I was at my own engagement party at the Sterling estate when the world started tilting. Victoria Sterling, my future mother-in-law, smiled coldly as she watched me struggle with a cup of tea that had been drugged to ruin me. Before I could find my fiancé, Ryan, a waiter dragged me into the forbidden West Wing and locked me in a room with Julian Sterling, the family’s "fallen titan" who had been confined to a wheelchair for years. The door burst open to a frenzy of camera flashes and theatrical screams. Victoria framed me as a seductress caught in the act, and Ryan didn't even try to listen to my pleas, calling me "cheap leftovers" before walking away with his pregnant mistress. When I turned to my own family for help, my father signed a document severing our relationship for a five-million-dollar payout from Julian. They traded me like a commodity without a second thought.
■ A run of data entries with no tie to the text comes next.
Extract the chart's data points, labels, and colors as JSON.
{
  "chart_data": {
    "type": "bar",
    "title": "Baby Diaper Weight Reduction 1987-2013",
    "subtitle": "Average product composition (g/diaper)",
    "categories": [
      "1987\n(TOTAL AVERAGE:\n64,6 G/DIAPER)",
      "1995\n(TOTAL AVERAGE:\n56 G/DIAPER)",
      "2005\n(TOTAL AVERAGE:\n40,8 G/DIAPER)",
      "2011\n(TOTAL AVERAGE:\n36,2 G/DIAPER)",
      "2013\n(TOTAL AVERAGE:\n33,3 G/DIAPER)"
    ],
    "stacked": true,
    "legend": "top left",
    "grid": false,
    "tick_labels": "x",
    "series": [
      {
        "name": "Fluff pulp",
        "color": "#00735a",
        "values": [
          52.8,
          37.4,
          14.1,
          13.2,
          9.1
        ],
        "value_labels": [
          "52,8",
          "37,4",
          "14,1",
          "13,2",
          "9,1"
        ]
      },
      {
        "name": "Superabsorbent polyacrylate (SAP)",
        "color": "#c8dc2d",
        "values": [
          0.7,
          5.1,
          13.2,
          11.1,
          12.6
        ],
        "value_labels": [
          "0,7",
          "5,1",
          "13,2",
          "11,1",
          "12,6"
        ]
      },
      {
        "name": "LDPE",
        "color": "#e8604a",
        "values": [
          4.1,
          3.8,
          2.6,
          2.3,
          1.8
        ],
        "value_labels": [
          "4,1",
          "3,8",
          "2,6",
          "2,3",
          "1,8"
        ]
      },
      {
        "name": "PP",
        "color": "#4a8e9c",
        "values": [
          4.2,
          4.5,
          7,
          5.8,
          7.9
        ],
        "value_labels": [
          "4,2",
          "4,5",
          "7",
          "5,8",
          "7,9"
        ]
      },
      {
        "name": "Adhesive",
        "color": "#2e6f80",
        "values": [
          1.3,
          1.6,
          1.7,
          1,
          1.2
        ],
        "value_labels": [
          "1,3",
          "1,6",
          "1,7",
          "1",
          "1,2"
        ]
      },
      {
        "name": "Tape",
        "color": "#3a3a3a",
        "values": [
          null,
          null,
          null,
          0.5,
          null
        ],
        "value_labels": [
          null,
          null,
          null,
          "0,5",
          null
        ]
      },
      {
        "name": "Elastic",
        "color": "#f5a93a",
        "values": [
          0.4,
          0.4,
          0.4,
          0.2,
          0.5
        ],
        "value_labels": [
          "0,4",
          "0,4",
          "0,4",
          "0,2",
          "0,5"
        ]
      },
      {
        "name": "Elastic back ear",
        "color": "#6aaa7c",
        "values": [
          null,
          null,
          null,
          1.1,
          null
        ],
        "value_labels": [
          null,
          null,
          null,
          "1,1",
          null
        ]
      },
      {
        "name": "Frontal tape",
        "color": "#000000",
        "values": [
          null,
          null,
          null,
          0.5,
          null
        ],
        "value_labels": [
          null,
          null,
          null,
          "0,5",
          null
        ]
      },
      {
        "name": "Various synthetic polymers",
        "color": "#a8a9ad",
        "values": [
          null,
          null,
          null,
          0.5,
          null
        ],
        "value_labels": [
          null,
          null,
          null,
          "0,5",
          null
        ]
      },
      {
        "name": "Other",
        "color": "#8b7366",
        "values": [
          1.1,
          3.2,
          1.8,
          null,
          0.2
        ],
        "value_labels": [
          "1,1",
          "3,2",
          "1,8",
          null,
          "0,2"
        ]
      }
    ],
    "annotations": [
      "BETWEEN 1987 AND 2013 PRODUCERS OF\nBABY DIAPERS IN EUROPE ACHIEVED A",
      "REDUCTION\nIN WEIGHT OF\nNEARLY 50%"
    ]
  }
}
I didn't understand why my own parents were so eager to sell me, or how Ryan could look at me with such disgust after promising me forever. I was a sacrifice, a pawn used to protect the family's offshore accounts, and I couldn't fathom how every person I loved had a price tag for my destruction. With nowhere left to go, I married Julian in a bleak ceremony at City Hall. He slid a heavy diamond onto my finger and whispered, "We have a war to start." That night, inside his secret penthouse, I watched the paralyzed man stand up from his wheelchair and activate a screen filled with the Sterling family's darkest secrets. The execution had officially begun.